MAX_FILE_SIZE = 10 * 1024 * 1024  # 10 MB
CHUNK_SIZE = 8192

def handle_file_upload(uploaded_file):
    temp_dir = tempfile.gettempdir()
    file_path = os.path.join(temp_dir, uploaded_file.filename)
    
    bytes_written = 0
    with open(file_path, 'wb') as f:
        while True:
            chunk = uploaded_file.read(CHUNK_SIZE)
            if not chunk:
                break
            bytes_written += len(chunk)
            if bytes_written > MAX_FILE_SIZE:
                os.remove(file_path)
                raise ValueError("File exceeds maximum size")
            f.write(chunk)
    
    return f"File saved to {file_path}"
Vulnerable pattern
<?php
// No limit on uploaded file size or number of concurrent uploads
$upload_dir = '/tmp/uploads/';

if ($_FILES['userfile']['error'] == UPLOAD_ERR_OK) {
    $tmp_name = $_FILES['userfile']['tmp_name'];
    $name = $_FILES['userfile']['name'];
    move_uploaded_file($tmp_name, $upload_dir . $name);
    echo "Upload successful";
}
?>

Why it's vulnerable:
PHP's default upload_max_filesize and post_max_size may be large, and there is no per-request or per-user throttling.
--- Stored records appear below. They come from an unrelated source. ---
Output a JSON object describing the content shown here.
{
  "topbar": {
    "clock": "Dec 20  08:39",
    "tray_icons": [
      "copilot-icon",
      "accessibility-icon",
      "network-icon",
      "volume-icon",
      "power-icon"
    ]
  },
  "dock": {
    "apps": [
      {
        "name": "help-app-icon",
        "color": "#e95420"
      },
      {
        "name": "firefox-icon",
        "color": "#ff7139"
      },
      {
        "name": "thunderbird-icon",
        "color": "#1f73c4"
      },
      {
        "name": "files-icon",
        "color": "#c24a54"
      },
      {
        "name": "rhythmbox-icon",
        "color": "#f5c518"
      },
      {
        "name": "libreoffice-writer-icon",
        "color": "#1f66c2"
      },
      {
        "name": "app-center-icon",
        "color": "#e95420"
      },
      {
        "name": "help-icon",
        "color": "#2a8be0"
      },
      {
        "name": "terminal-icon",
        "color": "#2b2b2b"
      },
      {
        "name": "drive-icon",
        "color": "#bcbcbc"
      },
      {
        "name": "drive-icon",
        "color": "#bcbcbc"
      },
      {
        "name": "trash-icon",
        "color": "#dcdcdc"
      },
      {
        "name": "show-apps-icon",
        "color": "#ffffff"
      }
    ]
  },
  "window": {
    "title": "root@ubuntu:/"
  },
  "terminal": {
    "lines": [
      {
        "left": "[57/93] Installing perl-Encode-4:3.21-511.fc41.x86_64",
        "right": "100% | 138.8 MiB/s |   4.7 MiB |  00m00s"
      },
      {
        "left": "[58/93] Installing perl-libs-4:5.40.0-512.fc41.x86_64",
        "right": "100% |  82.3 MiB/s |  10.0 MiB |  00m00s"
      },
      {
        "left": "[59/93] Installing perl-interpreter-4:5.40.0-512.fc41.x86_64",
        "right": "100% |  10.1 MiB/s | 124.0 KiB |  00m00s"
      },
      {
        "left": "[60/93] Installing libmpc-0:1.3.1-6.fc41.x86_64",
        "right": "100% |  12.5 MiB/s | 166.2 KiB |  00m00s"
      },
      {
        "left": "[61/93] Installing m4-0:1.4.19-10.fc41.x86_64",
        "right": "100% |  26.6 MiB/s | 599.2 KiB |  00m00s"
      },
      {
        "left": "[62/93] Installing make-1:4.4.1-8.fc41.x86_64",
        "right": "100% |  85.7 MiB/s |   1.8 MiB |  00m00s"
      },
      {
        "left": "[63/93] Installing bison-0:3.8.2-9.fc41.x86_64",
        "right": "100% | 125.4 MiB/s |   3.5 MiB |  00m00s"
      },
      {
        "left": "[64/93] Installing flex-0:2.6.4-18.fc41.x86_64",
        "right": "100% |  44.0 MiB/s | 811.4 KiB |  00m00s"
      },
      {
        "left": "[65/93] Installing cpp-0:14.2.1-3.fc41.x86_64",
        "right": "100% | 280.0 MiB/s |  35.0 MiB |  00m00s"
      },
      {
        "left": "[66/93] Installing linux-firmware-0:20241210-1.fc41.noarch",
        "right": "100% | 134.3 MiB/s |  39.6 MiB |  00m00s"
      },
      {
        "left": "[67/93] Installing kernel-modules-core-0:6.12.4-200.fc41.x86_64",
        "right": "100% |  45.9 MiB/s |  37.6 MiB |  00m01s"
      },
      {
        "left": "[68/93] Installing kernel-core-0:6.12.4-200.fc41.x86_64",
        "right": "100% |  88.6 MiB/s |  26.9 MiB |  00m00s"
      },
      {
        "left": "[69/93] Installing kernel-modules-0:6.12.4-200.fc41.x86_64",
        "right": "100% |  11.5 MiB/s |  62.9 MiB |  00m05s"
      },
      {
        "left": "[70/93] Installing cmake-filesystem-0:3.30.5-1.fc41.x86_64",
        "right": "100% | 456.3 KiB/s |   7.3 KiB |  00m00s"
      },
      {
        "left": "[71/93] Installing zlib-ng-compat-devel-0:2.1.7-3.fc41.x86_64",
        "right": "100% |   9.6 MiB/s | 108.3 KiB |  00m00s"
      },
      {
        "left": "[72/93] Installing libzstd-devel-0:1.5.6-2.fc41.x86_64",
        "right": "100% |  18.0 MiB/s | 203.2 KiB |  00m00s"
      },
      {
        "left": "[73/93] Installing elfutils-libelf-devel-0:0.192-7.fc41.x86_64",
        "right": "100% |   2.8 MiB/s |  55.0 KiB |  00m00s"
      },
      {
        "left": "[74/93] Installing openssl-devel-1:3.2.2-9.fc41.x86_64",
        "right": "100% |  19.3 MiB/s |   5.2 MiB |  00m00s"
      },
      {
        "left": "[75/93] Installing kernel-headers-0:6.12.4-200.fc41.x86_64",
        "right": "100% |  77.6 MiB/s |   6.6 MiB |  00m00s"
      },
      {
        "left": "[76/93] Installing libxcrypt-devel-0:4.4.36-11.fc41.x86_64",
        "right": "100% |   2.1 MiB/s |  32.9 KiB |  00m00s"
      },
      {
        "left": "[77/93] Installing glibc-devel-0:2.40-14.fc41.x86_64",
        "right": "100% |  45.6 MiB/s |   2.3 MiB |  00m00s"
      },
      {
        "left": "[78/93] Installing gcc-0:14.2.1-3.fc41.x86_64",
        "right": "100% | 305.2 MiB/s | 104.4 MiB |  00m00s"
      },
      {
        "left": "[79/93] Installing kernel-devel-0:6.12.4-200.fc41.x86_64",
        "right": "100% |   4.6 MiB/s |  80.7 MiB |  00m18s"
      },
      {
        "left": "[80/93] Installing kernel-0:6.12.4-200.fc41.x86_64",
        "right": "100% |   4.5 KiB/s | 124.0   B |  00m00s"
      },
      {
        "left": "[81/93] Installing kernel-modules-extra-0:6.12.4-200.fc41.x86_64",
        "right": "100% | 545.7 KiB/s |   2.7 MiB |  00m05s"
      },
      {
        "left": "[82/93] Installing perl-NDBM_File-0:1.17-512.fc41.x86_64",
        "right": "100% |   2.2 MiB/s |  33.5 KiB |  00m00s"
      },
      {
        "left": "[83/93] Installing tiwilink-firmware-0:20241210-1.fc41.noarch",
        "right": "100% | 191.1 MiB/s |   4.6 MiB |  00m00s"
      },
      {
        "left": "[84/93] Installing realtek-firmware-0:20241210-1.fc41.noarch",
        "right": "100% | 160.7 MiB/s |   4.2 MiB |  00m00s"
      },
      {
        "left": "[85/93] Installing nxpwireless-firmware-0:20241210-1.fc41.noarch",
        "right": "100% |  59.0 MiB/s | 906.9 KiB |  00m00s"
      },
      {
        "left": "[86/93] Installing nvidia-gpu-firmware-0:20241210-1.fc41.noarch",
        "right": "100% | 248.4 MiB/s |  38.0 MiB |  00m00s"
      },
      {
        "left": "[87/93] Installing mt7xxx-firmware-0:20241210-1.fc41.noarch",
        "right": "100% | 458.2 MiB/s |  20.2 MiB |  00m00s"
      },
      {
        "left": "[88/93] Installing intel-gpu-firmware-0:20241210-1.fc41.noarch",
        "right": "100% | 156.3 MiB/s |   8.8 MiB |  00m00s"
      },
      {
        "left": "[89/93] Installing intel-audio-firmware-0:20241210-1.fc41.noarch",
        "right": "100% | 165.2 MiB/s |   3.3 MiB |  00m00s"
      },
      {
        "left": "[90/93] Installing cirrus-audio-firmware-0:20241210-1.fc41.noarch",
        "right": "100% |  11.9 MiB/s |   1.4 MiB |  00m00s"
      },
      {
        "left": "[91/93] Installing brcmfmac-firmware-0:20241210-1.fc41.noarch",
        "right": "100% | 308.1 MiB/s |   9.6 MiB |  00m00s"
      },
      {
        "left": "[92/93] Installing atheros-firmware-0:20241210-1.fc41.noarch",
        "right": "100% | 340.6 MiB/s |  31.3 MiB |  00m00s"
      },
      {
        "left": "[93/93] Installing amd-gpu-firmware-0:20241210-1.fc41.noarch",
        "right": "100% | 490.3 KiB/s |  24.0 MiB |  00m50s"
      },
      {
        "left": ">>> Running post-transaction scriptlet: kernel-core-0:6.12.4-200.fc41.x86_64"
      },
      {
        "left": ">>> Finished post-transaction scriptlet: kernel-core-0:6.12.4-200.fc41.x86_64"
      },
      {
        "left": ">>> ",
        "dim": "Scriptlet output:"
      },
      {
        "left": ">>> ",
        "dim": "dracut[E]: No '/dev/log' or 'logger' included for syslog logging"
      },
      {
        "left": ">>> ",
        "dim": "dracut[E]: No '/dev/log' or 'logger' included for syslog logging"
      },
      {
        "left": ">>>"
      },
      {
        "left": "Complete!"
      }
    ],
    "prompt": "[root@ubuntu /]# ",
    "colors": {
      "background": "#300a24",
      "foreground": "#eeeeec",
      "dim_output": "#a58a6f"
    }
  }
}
An attacker can upload many large files or trigger many simultaneous uploads, filling disk space.

Fixed pattern
<?php
define('MAX_FILE_SIZE', 5 * 1024 * 1024);  // 5 MB
define('MAX_UPLOADS_PER_HOUR', 10);
$upload_dir = '/tmp/uploads/';

// Check file size before processing
if ($_FILES['userfile']['size'] > MAX_FILE_SIZE) {
    die('File exceeds maximum size');
}

// Check upload rate (simplified; use a database or cache in production)
$user_id = get_current_user_id();
$upload_count = get_user_uploads_this_hour($user_id);
if ($upload_count >= MAX_UPLOADS_PER_HOUR) {
    die('Upload limit exceeded');
}

if ($_FILES['userfile']['error'] == UPLOAD_ERR_OK) {
    $tmp_name = $_FILES['userfile']['tmp_name'];
    $name = sanitize_filename($_FILES['userfile']['name']);
    move_uploaded_file($tmp_name, $upload_dir . $name);
    log_user_upload($user_id);
    echo "Upload successful";
}
?>

05Prevention Checklist

Set explicit maximum limits on file upload sizes, request body sizes, and number of concurrent connections.
Implement rate limiting per user, IP address, or API key to restrict the frequency of resource-intensive operations.
Monitor resource consumption (memory, disk, CPU, open connections) in real time and alert when thresholds are approached.
Use timeouts on long-running operations and enforce maximum execution times for requests.
Configure web server and application framework limits (e.g., max_connections, request_timeout, memory_limit) appropriately for your environment.
Test your application under load to identify resource bottlenecks before they become production issues.

06Signs You May Already Be Affected

Watch for sudden spikes in disk usage, memory consumption, or CPU load without corresponding increases in legitimate traffic. Check application logs for repeated requests from a single IP or user account, or for errors related to resource exhaustion (out-of-memory, disk full, connection pool exhausted). Unexpected slowness or service unavailability during normal traffic levels may also indicate an ongoing resource exhaustion attack.